I'm defining dogma as any assembled truths which we can, going forward, rely upon without re-analyzing or re-proving, because we have completed all the work. In other words, our own clean database is the only authority, which is infinitely more reliable than the words of priests and politicians, who make the newspapers every day for their scandals, and whose unreliability is in fact inconvertible for their failure to agree with one another on what the clean facts are.

I'm suggesting that these Thursday articles represent a clean new database of information, unlike the internal databases which most of us carry around, full of the "dogma" which we inherited through church and parents and teachers and everyone else of influence, and of course the dreaded media, much of whom, are extremely suspect, and owned and operated by power-mongers with known agendas.

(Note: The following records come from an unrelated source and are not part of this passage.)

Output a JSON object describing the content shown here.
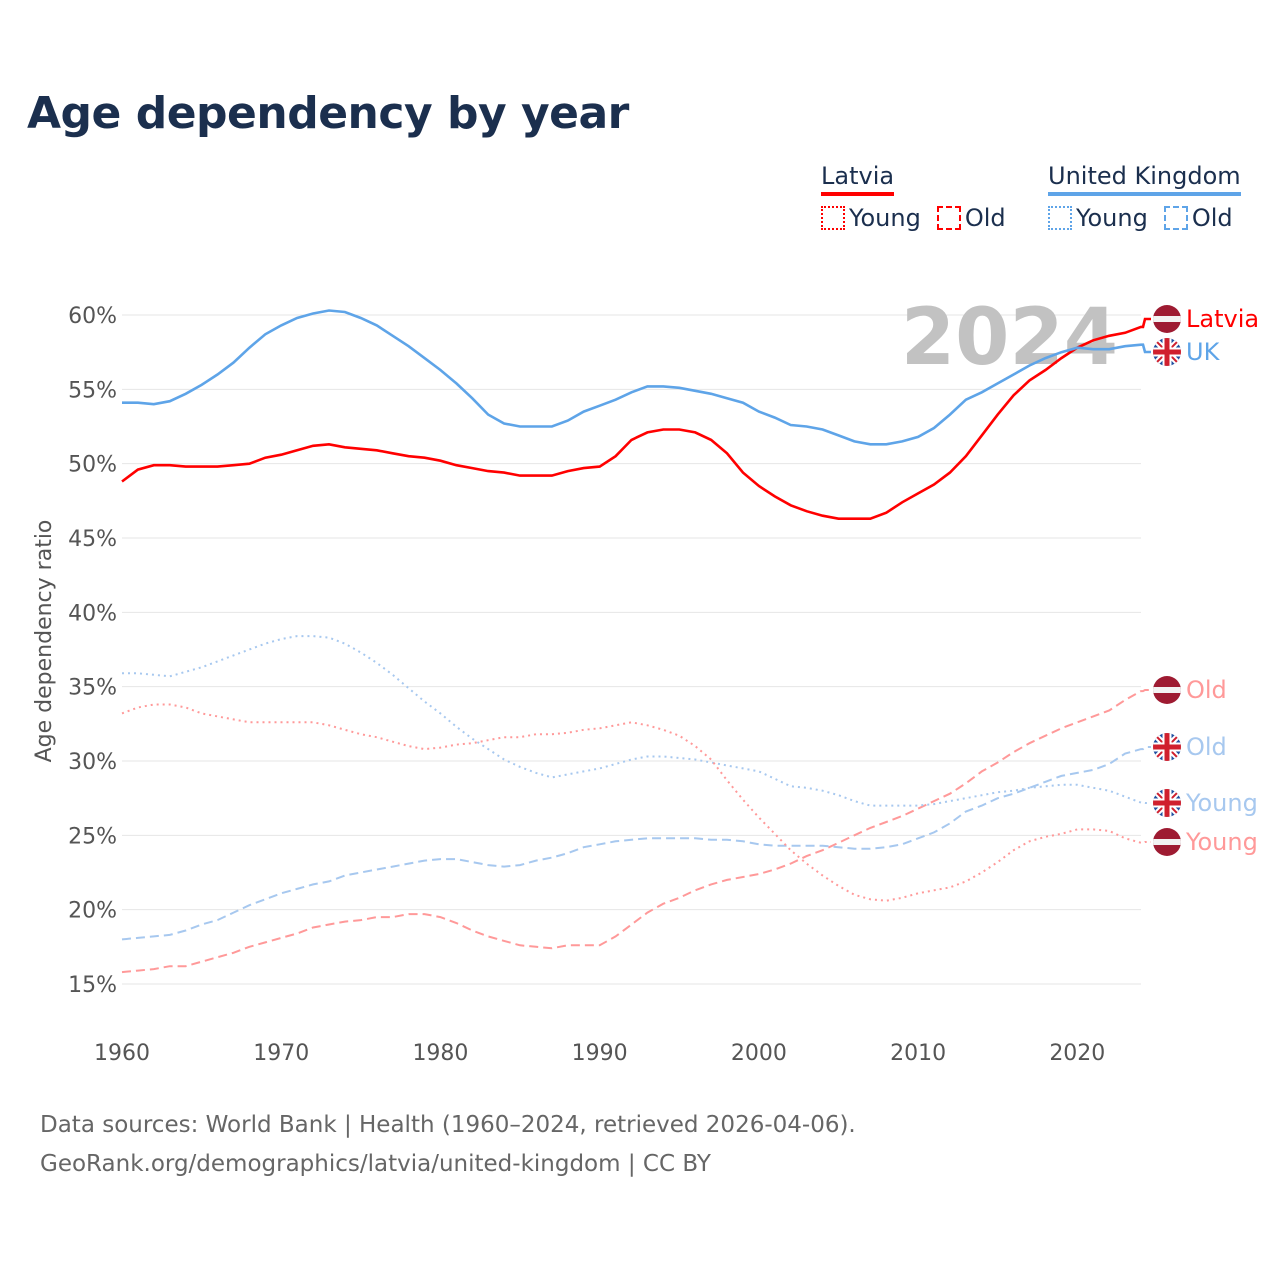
{
  "title": "Age dependency by year",
  "legend": {
    "latvia": {
      "label": "Latvia",
      "young": "Young",
      "old": "Old"
    },
    "uk": {
      "label": "United Kingdom",
      "young": "Young",
      "old": "Old"
    }
  },
  "footer": {
    "line1": "Data sources: World Bank | Health (1960–2024, retrieved 2026-04-06).",
    "line2": "GeoRank.org/demographics/latvia/united-kingdom | CC BY"
  },
  "colors": {
    "latvia": "#ff0000",
    "latvia_light": "#ff9999",
    "uk": "#5ea4e8",
    "uk_light": "#a7c8ef",
    "title": "#1b2f4e"
  },
  "chart_data": {
    "type": "line",
    "title": "Age dependency by year",
    "xlabel": "",
    "ylabel": "Age dependency ratio",
    "year_watermark": "2024",
    "xlim": [
      1960,
      2024
    ],
    "ylim": [
      13,
      62
    ],
    "x_ticks": [
      "1960",
      "1970",
      "1980",
      "1990",
      "2000",
      "2010",
      "2020"
    ],
    "y_ticks": [
      "15%",
      "20%",
      "25%",
      "30%",
      "35%",
      "40%",
      "45%",
      "50%",
      "55%",
      "60%"
    ],
    "grid": true,
    "x_start": 1960,
    "series": [
      {
        "key": "lv_total",
        "name": "Latvia",
        "end_label": "Latvia",
        "flag": "latvia",
        "style": "solid",
        "color": "#ff0000",
        "values": [
          48.8,
          49.6,
          49.9,
          49.9,
          49.8,
          49.8,
          49.8,
          49.9,
          50.0,
          50.4,
          50.6,
          50.9,
          51.2,
          51.3,
          51.1,
          51.0,
          50.9,
          50.7,
          50.5,
          50.4,
          50.2,
          49.9,
          49.7,
          49.5,
          49.4,
          49.2,
          49.2,
          49.2,
          49.5,
          49.7,
          49.8,
          50.5,
          51.6,
          52.1,
          52.3,
          52.3,
          52.1,
          51.6,
          50.7,
          49.4,
          48.5,
          47.8,
          47.2,
          46.8,
          46.5,
          46.3,
          46.3,
          46.3,
          46.7,
          47.4,
          48.0,
          48.6,
          49.4,
          50.5,
          51.9,
          53.3,
          54.6,
          55.6,
          56.3,
          57.1,
          57.8,
          58.3,
          58.6,
          58.8,
          59.2
        ]
      },
      {
        "key": "uk_total",
        "name": "United Kingdom",
        "end_label": "UK",
        "flag": "uk",
        "style": "solid",
        "color": "#5ea4e8",
        "values": [
          54.1,
          54.1,
          54.0,
          54.2,
          54.7,
          55.3,
          56.0,
          56.8,
          57.8,
          58.7,
          59.3,
          59.8,
          60.1,
          60.3,
          60.2,
          59.8,
          59.3,
          58.6,
          57.9,
          57.1,
          56.3,
          55.4,
          54.4,
          53.3,
          52.7,
          52.5,
          52.5,
          52.5,
          52.9,
          53.5,
          53.9,
          54.3,
          54.8,
          55.2,
          55.2,
          55.1,
          54.9,
          54.7,
          54.4,
          54.1,
          53.5,
          53.1,
          52.6,
          52.5,
          52.3,
          51.9,
          51.5,
          51.3,
          51.3,
          51.5,
          51.8,
          52.4,
          53.3,
          54.3,
          54.8,
          55.4,
          56.0,
          56.6,
          57.1,
          57.5,
          57.8,
          57.7,
          57.7,
          57.9,
          58.0
        ]
      },
      {
        "key": "lv_old",
        "name": "Latvia Old",
        "end_label": "Old",
        "flag": "latvia",
        "style": "dashed",
        "color": "#ff9999",
        "values": [
          15.8,
          15.9,
          16.0,
          16.2,
          16.2,
          16.5,
          16.8,
          17.1,
          17.5,
          17.8,
          18.1,
          18.4,
          18.8,
          19.0,
          19.2,
          19.3,
          19.5,
          19.5,
          19.7,
          19.7,
          19.5,
          19.1,
          18.6,
          18.2,
          17.9,
          17.6,
          17.5,
          17.4,
          17.6,
          17.6,
          17.6,
          18.2,
          19.0,
          19.8,
          20.4,
          20.8,
          21.3,
          21.7,
          22.0,
          22.2,
          22.4,
          22.7,
          23.1,
          23.6,
          24.0,
          24.5,
          25.0,
          25.5,
          25.9,
          26.3,
          26.8,
          27.3,
          27.8,
          28.5,
          29.3,
          29.9,
          30.6,
          31.2,
          31.7,
          32.2,
          32.6,
          33.0,
          33.4,
          34.1,
          34.7
        ]
      },
      {
        "key": "uk_old",
        "name": "United Kingdom Old",
        "end_label": "Old",
        "flag": "uk",
        "style": "dashed",
        "color": "#a7c8ef",
        "values": [
          18.0,
          18.1,
          18.2,
          18.3,
          18.6,
          19.0,
          19.3,
          19.8,
          20.3,
          20.7,
          21.1,
          21.4,
          21.7,
          21.9,
          22.3,
          22.5,
          22.7,
          22.9,
          23.1,
          23.3,
          23.4,
          23.4,
          23.2,
          23.0,
          22.9,
          23.0,
          23.3,
          23.5,
          23.8,
          24.2,
          24.4,
          24.6,
          24.7,
          24.8,
          24.8,
          24.8,
          24.8,
          24.7,
          24.7,
          24.6,
          24.4,
          24.3,
          24.3,
          24.3,
          24.3,
          24.2,
          24.1,
          24.1,
          24.2,
          24.4,
          24.8,
          25.2,
          25.8,
          26.6,
          27.0,
          27.5,
          27.8,
          28.2,
          28.6,
          29.0,
          29.2,
          29.4,
          29.8,
          30.5,
          30.8
        ]
      },
      {
        "key": "uk_young",
        "name": "United Kingdom Young",
        "end_label": "Young",
        "flag": "uk",
        "style": "dotted",
        "color": "#a7c8ef",
        "values": [
          35.9,
          35.9,
          35.8,
          35.7,
          36.0,
          36.3,
          36.7,
          37.1,
          37.5,
          37.9,
          38.2,
          38.4,
          38.4,
          38.3,
          37.9,
          37.3,
          36.6,
          35.8,
          34.9,
          34.0,
          33.2,
          32.3,
          31.5,
          30.8,
          30.1,
          29.6,
          29.2,
          28.9,
          29.1,
          29.3,
          29.5,
          29.8,
          30.1,
          30.3,
          30.3,
          30.2,
          30.1,
          29.9,
          29.7,
          29.5,
          29.3,
          28.8,
          28.3,
          28.2,
          28.0,
          27.7,
          27.3,
          27.0,
          27.0,
          27.0,
          27.0,
          27.1,
          27.3,
          27.5,
          27.7,
          27.9,
          28.0,
          28.2,
          28.3,
          28.4,
          28.4,
          28.2,
          28.0,
          27.6,
          27.2
        ]
      },
      {
        "key": "lv_young",
        "name": "Latvia Young",
        "end_label": "Young",
        "flag": "latvia",
        "style": "dotted",
        "color": "#ff9999",
        "values": [
          33.2,
          33.6,
          33.8,
          33.8,
          33.6,
          33.2,
          33.0,
          32.8,
          32.6,
          32.6,
          32.6,
          32.6,
          32.6,
          32.4,
          32.1,
          31.8,
          31.6,
          31.3,
          31.0,
          30.8,
          30.9,
          31.1,
          31.2,
          31.4,
          31.6,
          31.6,
          31.8,
          31.8,
          31.9,
          32.1,
          32.2,
          32.4,
          32.6,
          32.4,
          32.1,
          31.7,
          31.0,
          30.1,
          28.7,
          27.4,
          26.2,
          25.1,
          24.0,
          23.1,
          22.3,
          21.6,
          21.0,
          20.7,
          20.6,
          20.8,
          21.1,
          21.3,
          21.5,
          21.9,
          22.5,
          23.2,
          24.0,
          24.6,
          24.9,
          25.1,
          25.4,
          25.4,
          25.3,
          24.8,
          24.5
        ]
      }
    ]
  }
}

So the big bang must remain testimony, and shall not be filed as truth, but rather as useful testimony, because the sources which provide it are those possessing a very good reputation all around, and provide much other testimony or dogma which we can, and have, consistently verified in our living experience. Concepts such as gravity for instance.

So we have spilled that most dreaded word here, the one I try to never use if possible: truth. There are always ways of questioning truths, no matter how reliably; how integrally; how courageously formed, because one can always find ways to question reality.

And I propose to define truth as the unvarnished facts which exist in reality.

And reality is the bonified state of things, as applies to our living experience. Meaning this: one can question such things as time for instance. Physicists might say that time is an illusion; that spacetime is something different than what we perceive, but here is what's important to me:

The reason we need truth is to fix the problems which riddle our living experience, and hear this testimony from me: that their are solutions for everything, but don't believe that yet. We are many steps away from turning that into dogma! Now, in my living experience there is a proven consistent perception of time: a linear inertia from which there is no known escape. In order to solve problems relating to our living experience, the truths will be those "proven" to be consistent in our living experience. Thus time is exactly what we all know it as. Time is true for all intents and purposes (at least so far).

Understanding the physicist's view of spacetime is not going to help you get to work early enough to placate your boss.

In order for the most basic general cosmological testimony to be untrue, meaning the reliability of scientists' own reliable personal experience, rather than our own, there would have to be a very wide-scale conspiracy at work, one too large and too long-running to be logically plausible. So such basic cosmology as the accretion of stars and moons and planets, all the same thing really, different in size and composition, is not truth, not proven to me, but reliable enough to me as unproven testimony to be useful (ah useful. Such a useful word!) because of the earned reputation of science, because of the support of my own observations through my own senses in all applicable matters of physical science, and also because of the lack, at least so far, of importance. The origin of the cosmos is not necessarily, as yet, critical to our solving the great problems of society here on Earth, and making our lives better.

And that is what it's all about for me. Why I write, research, contemplate, discuss... in order to pursue better lives.

Now Eckart Tolle might ultimately disagree with that; the relevance of the cosmos, but we are not there yet. One step at a time!